Alex Randall was at the Copenhagen climate talks in December, representing the small Pacific island state of Kiribati. In this blog, written especially for New Internationalist, he explains why size matters when it comes to country delegations.
At the end of the Copenhagen negotiations it felt like the mainstream media was playing the blame game. Finger-pointing commentaries were everywhere. Mark Lynas and Martin Kohr battled in the Guardian about whether we should blame China or Denmark for the lack a decent deal. But in trying to work out who to blame we've missed the point - and missed the chance to look at a raft of wider problems, which meant we ended up with the disappointing 'deal' that we got.
There are of course many, many problems with the COP process. Problems that make it work well for some countries and badly for others. There is just one particular problem that I want to talk about here. One that I experienced up close when I was working at COP15. The problem is simply this: some countries send hundreds of negotiators, advisors, experts and lawyers. They spread the endless meetings and tough workload between their dedicated, well-rested and well-informed teams. Other countries don't. They can't afford it. They can't afford to send hundreds of people. They can't afford to get them half way across the world. They can't afford the salaries, the transport and the accommodation. So the poorest countries, who contribute the least to climate change, and have the most to lose, are the countries with the smallest voice.
If you want to get a picture of this disparity just download the delegate list from the COP15 website. You can count maybe 200 people of the US delegation. Now skim through until you find Kiribati - it's a small island state in the Pacific Ocean. They sent a delegation of about 15. Barely enough to put one person in each stream of negotiations, and certainly not enough given that the negotiations often go on all night. I was part of the Kiribati delegation at COP15 so I saw exactly what it's like for a small delegation trying to keep up with the endless meetings and documents. At the end of two weeks working for the Kiribati delegation it was obvious to me that it is almost impossible to properly represent a country with a delegation that small.
So what is the result of this disparity? Richer countries that can afford to send bigger delegations are more likely to get what they want.

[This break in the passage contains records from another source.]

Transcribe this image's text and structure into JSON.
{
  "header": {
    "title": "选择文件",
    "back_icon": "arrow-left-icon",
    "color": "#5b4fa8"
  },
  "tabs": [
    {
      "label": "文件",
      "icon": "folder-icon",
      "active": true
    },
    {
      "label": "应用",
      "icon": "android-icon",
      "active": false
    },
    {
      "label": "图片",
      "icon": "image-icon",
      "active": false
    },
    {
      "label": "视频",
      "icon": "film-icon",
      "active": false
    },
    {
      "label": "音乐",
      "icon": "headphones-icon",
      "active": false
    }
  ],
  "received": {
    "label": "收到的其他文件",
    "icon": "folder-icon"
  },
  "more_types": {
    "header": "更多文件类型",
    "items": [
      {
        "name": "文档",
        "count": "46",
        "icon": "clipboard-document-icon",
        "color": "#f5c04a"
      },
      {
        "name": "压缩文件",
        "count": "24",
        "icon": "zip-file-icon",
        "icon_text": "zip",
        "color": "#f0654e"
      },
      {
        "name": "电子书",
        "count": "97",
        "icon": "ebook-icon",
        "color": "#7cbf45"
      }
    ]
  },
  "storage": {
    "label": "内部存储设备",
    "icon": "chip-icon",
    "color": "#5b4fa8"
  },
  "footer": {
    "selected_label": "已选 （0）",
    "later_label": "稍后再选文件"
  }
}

I won't pretend this is the only factor influencing the outcome of negotiations - there are of course hundreds of other issues that play out during the negotiations and push things on way or another. But certainly if you want to increase your chances of getting your way at the negotiations you would send a big, well-trained, well-resourced delegation. More often than not richer countries with big delegations get what they want. So the outcomes of the negotiations continue to reflect the interests of the biggest economies in the world. While the poorest countries; the countries with the smallest historical contribution to climate change; the countries already experiencing the devastating effects of global warming are the countries with the smallest voice. The fact that the biggest economies usually get their way in these situations isn't anything new but what I saw at COP15 was exactly how these injustices happen.
Kiribati is perfect example of this injustice. They are the front line of the front line when it comes to climate change. The low-lying islands are already experiencing increased flooding. Large areas are already predicted to become permanently inundated. As sea levels rise salt water is intruding into the fresh water supply. Kiribati desperately
needed a deal at Copenhagen that kept levels of warming to below 1.5 degrees. They needed this to ensure the survival of their country. Whether future negotiations will deliver this is still unclear.
So what is the solution? Maybe the UN could fund more delegates from vulnerable countries. Maybe we could cap the number of delegates from developed countries. After my experience at COP15 suggestions like these seem like sticking plasters at a road accident. The disparity in representation was not the only injustice I witnessed at COP15 and, after the conference failed to deliver a deal that protects the most vulnerable countries, I think bigger questions need to be asked about how humanity deals with climate change.